Sa large utilisation liée à ses propriétés remarquables a eu, en parallèle, des effets extrêmement négatifs : les insectes sont devenus résistants, les populations de rapaces ont rapidement décliné, sa forte rémanence a entraîné une perturbation prolongée des écosystèmes. Sa présence tout le long de la chaîne alimentaire, jusqu’à l’humain, a définitivement condamné le DDT. A partir de 1972, son usage est interdit en Europe et en Amérique du Nord.
Le retour du pèlerin
Mais le mal était fait. En 1973, le dernier faucon pèlerin nicheur disparaît de Belgique.

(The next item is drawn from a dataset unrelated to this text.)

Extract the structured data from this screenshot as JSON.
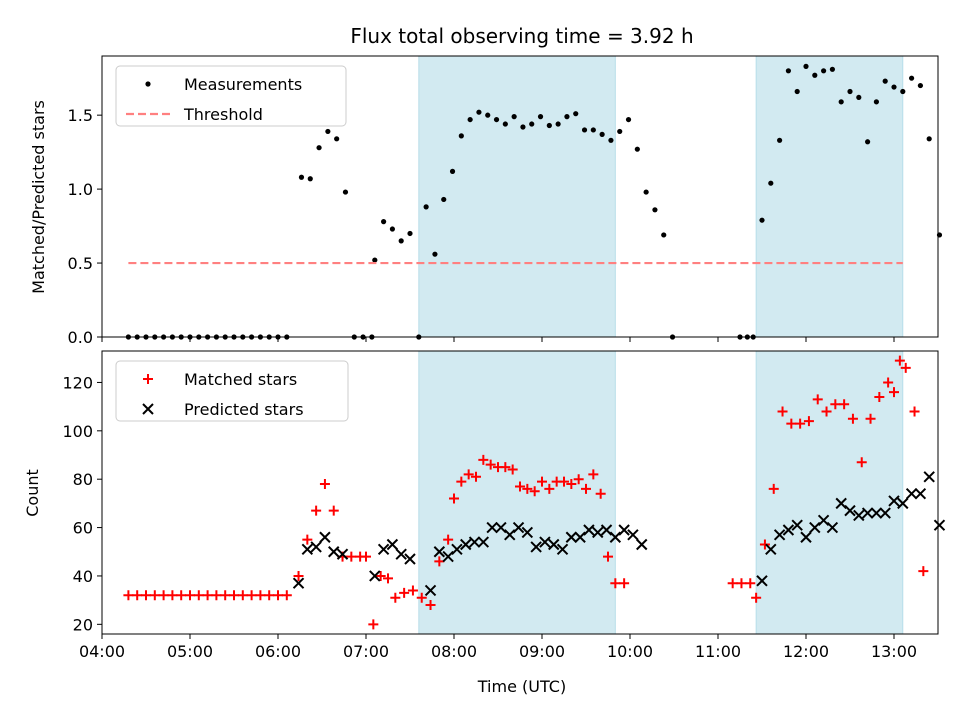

Le triste sort des oiseaux n’est pas resté sans suite. En 1979, la première directive Oiseaux est établie en Europe. Désormais, les espèces aviaires sauvages sont protégées au sein de l’Union. En parallèle, les pesticides les plus dangereux sont bannis, plusieurs programmes d’élevage et de réintroduction des faucons pèlerins sont lancés et des nichoirs sont installés en de nombreux endroits.
Ces efforts de conservation portent leurs fruits. « Dès 1994, le faucon pèlerin réapparaît dans le ciel wallon. Aujourd’hui, entre 200 et 250 couples nichent en Wallonie. A Bruxelles, on en compte 12, avec un retour observé en 2004 », explique Didier Vangeluwe. « L’espèce parvient à se stabiliser, c’est très positif. Y aura-t-il beaucoup d’autres couples supplémentaires à l’avenir ? Je ne pense pas. C’est une espèce territoriale, et le nombre de sites bruxellois n’est pas infini. »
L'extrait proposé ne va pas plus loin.